Across the clearing, this weird shimmery orb was hovering between two of the taller trees at the edge of the woods. It was stretched like a balloon, except the pointier end didn't have a balloon's normal tie-off. It was just pointed with a few silvery markings reminiscent of passenger jet cockpit windows. I had to squint to understand even that much. It took effort to look at the ship.
Yeah. It was a ship. I was over doubting myself. It had to be a ship. Getting closer only magnified the understanding of its scale. I'd thought, hey, maybe it'd turn out to be like, a pie plate stuck in a branch. Maybe my brain was playing perspective tricks on my fragile human mind. Nope. Ship.
My skin had goosepimples, though it wasn't from the cold. I had stopped noticing the bite of the freezer-like air. With each step, the floating orb took more of my attention. Something like tunnel vision was blocking out the rest of the world.
I was at the far side of the clearing when the sound of an engine broke my fugue. Someone was coming up the driveway. Slipping my phone from my pocket, I glanced at the time. Nope. Not the parents. Still too early. Somehow, that felt wrong. I felt suddenly tired and irritable. The world was an annoyance.
A ratty red Honda from the 90s pulled into the clearing. Jess was driving with one hand on the wheel and the other holding her phone. She was only half-looking at the road, which, understandable. That "driveway" was boring as hell. A tunnel of old-growth trees.

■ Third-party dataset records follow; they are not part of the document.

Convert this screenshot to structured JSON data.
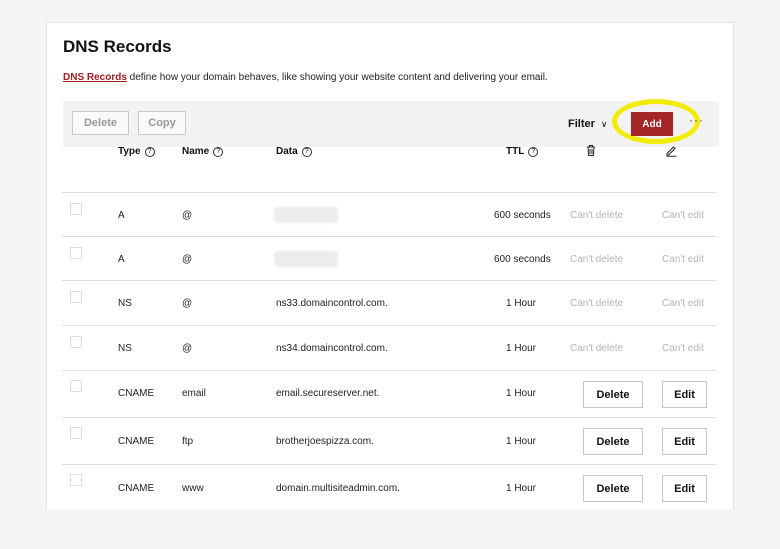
{
  "page": {
    "title": "DNS Records",
    "description_link": "DNS Records",
    "description_rest": " define how your domain behaves, like showing your website content and delivering your email."
  },
  "toolbar": {
    "delete_label": "Delete",
    "copy_label": "Copy",
    "filter_label": "Filter",
    "add_label": "Add",
    "more_label": "···"
  },
  "columns": {
    "type": "Type",
    "name": "Name",
    "data": "Data",
    "ttl": "TTL"
  },
  "records": [
    {
      "type": "A",
      "name": "@",
      "data": "",
      "ttl": "600 seconds",
      "delete": "Can't delete",
      "edit": "Can't edit",
      "editable": false
    },
    {
      "type": "A",
      "name": "@",
      "data": "",
      "ttl": "600 seconds",
      "delete": "Can't delete",
      "edit": "Can't edit",
      "editable": false
    },
    {
      "type": "NS",
      "name": "@",
      "data": "ns33.domaincontrol.com.",
      "ttl": "1 Hour",
      "delete": "Can't delete",
      "edit": "Can't edit",
      "editable": false
    },
    {
      "type": "NS",
      "name": "@",
      "data": "ns34.domaincontrol.com.",
      "ttl": "1 Hour",
      "delete": "Can't delete",
      "edit": "Can't edit",
      "editable": false
    },
    {
      "type": "CNAME",
      "name": "email",
      "data": "email.secureserver.net.",
      "ttl": "1 Hour",
      "delete": "Delete",
      "edit": "Edit",
      "editable": true
    },
    {
      "type": "CNAME",
      "name": "ftp",
      "data": "brotherjoespizza.com.",
      "ttl": "1 Hour",
      "delete": "Delete",
      "edit": "Edit",
      "editable": true
    },
    {
      "type": "CNAME",
      "name": "www",
      "data": "domain.multisiteadmin.com.",
      "ttl": "1 Hour",
      "delete": "Delete",
      "edit": "Edit",
      "editable": true
    }
  ],
  "colors": {
    "accent": "#a52525",
    "highlight": "#f2ec05"
  }
}
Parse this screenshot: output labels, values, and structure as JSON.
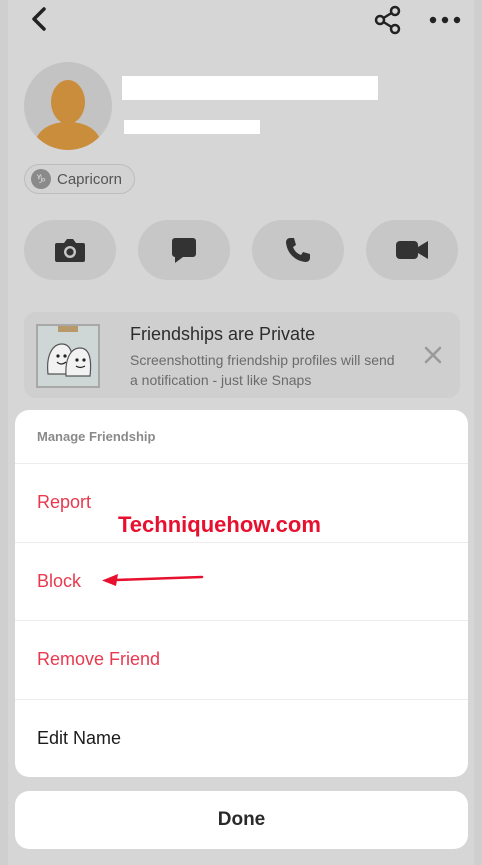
{
  "profile": {
    "zodiac_glyph": "♑",
    "zodiac_label": "Capricorn"
  },
  "notice": {
    "title": "Friendships are Private",
    "body": "Screenshotting friendship profiles will send a notification - just like Snaps"
  },
  "sheet": {
    "header": "Manage Friendship",
    "items": [
      {
        "label": "Report",
        "style": "danger"
      },
      {
        "label": "Block",
        "style": "danger"
      },
      {
        "label": "Remove Friend",
        "style": "danger"
      },
      {
        "label": "Edit Name",
        "style": "normal"
      }
    ]
  },
  "done_label": "Done",
  "watermark": "Techniquehow.com",
  "colors": {
    "danger": "#e8394f",
    "annotation_red": "#e8102f",
    "dim_overlay": "#d6d6d6"
  },
  "icons": [
    "back-arrow-icon",
    "share-icon",
    "more-dots-icon",
    "camera-icon",
    "chat-icon",
    "phone-icon",
    "video-icon",
    "close-icon"
  ]
}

She caught sight of me and turned off the dirt road into the clearing. Slowing to a stop, she grinned my way right before she realized what I'd been staring at. Then, she slammed on the brakes. "What the fuck!?"
I raised my hands toward her like she'd scare the big orb thing out of the sky. Sure, maybe we should have been quieter. That might have been enough. Yet, at the time I wasn't thinking of our safety. I was still just curious. I didn't want it to leave. I still wanted to get closer.
Jess practically exploded from the car, engine still running as she rushed to my side. She grabbed my hands. "Trae, what the fuck is that!? What the fuck is going on?"
Uneasy laughter bubbled from my chest. "I don't know." I turned around. "What the fuck is this thing?"
We shuffled through the frost-tipped grass toward the edge of the woods. The ship was giving off the faintest hum. A whirring sort of thrum. It was above us. Looming. It was practically nestled in the treetops.
"How long has it been here?" asked Jess.
I shook my head. "I didn't even look up when I got home. Maybe it was already here?"
She stooped and picked up a rock. "This is insane. Is it... Do you think?"
"Hey, what are you doing? You're not going to throw that?"
All she could do was give a nervous giggle. She shrugged one shoulder and stared at the small smooth stone.
We both looked up toward the hovering visitor.
I took the rock from Jess. "Let me. I have a better arm." Raising my hand, I clenched my fist around the smooth surface. "Knock knock..."
But then, before I could even give it a toss, it was like we were hit with an extra-hot sunbeam. The world became too bright. My bones felt like they were vibrating.
Jess grabbed me, hugged me tight. I pulled her tight to my chest and we closed our eyes.